Spoon about half of the batter into the prepared baking pan. Arrange fruit pieces over the batter, then spoon remaining batter over the fruit. Spread gently to cover. Bake for 1 hour and 15 minutes to 1 hour and 25 minutes, or until a toothpick inserted in center of cake comes out clean. Cool on a rack for 10 minutes; turn cake out of pan onto a cake plate. Brush with the melted butter and sprinkle with confectioners' sugar.

BROWN SUGAR CRUMB CAKE
This tasty crumb cake makes a nice coffee cake or snack cake.
INGREDIENTS:
2 cups brown sugar, packed
2 cups all-purpose flour
4 ounces butter, cold, cut in pieces
1/8 teaspoon salt
1 cup buttermilk or sour milk
1 large egg
1 teaspoon baking soda
1 teaspoon baking powder
1 teaspoon vanilla
1/2 cup chopped pecans, optional
PREPARATION:
Heat oven to 350°. Grease and flour an 8-inch square baking pan.
Combine brown sugar, flour, and salt in a mixing bowl; cut in butter until the mixture is like coarse crumbs. Reserve 1 scant cup of crumbs and set aside. Combine remaining ingredients and whisk until smooth; stir into the remaining crumbs in bowl. Spread in prepared baking pan. If desired, add chopped pecans to reserved crumbs; sprinkle crumbs evenly over the batter. Bake for 30 to 40 minutes, until a toothpick inserted in the center comes out clean.

SPECIAL COFFEE CAKE
A special coffee cake recipe made with sour cream and a chocolate cinnamon filling.
INGREDIENTS:
Filling:
1/2 cup granulated sugar
1 teaspoon cinnamon
1 tablespoon unsweetened cocoa
1/2 cup chopped walnuts or pecans
Cake:
3 cups sifted all-purpose flour
1 teaspoon baking soda
3 teaspoons baking powder
1/2 cup butter
1 cup granulated sugar
3 eggs
1 1/4 cups sour cream
PREPARATION:
Grease and flour a 9-inch tube pan. Preheat oven to 375°.
Make filling. Combine 1/2 cup sugar, cinnamon, cocoa, and chopped nuts; set aside.

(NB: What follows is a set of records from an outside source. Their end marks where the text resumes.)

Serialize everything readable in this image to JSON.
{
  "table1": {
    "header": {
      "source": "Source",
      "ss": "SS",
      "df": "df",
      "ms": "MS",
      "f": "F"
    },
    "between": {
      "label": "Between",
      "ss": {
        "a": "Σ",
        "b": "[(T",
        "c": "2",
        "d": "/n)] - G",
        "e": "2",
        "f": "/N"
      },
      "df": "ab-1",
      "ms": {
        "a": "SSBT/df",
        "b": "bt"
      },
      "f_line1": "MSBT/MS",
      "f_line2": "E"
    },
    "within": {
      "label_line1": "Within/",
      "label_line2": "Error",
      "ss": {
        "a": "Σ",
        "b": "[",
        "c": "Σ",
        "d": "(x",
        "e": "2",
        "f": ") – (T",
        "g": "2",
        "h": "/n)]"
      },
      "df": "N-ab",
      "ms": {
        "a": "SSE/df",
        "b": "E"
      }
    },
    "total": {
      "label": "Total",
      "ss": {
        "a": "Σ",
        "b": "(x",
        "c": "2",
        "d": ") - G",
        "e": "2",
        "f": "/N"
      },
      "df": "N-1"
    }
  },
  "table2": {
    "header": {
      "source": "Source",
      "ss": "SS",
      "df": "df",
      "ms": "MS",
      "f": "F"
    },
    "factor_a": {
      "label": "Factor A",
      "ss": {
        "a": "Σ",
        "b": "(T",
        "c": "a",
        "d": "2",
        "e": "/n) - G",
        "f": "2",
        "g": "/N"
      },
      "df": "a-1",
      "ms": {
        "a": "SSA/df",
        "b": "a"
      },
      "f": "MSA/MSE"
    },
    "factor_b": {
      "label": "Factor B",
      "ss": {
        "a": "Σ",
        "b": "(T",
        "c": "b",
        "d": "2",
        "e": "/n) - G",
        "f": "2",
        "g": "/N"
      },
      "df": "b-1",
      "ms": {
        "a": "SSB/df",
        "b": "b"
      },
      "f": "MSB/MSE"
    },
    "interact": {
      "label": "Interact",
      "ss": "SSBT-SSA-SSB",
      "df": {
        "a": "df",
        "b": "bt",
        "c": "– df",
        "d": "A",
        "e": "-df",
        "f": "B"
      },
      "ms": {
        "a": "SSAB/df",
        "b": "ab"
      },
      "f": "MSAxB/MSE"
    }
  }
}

Sift together the flour, baking soda, and baking powder.

In mixing bowl with electric mixer at medium speed, beat butter and sugar until light and fluffy.
Beat eggs in, one at a time, beating after each addition. With mixer at low speed blend in the flour mixture alternately with sour cream. Spoon half of the batter into prepared tube pan. Sprinkle filling over the batter then spread remaining batter over filling. Bake for 55 to 65 minutes, or until a wooden pick or cake tester inserted in center comes out clean. Cool for 10 minutes in pan. Turn out of pan and cool completely on rack.

HOPE THIS HELPS! This is a delicious cake from Modena (italy)
TORTA BAROZZI (barozzi cake)

100g peeled almonds
80g butter
4 eggs
250g dark chocolate
150 g sugar
1 small glass of rhum
3 spoons cofee powder (very fine grained)

make chocolate and butter melt "bain marie".
Whisk the yolks with the sugar until creamy, add the almonds, finely grated, chocolate+butter, coffee powder and rhum..
Whip the egg whites until firm and add them too, mixing them gently from the bottom up
Put everything in a cake pan coated with oven paper and cover everything with tin foil.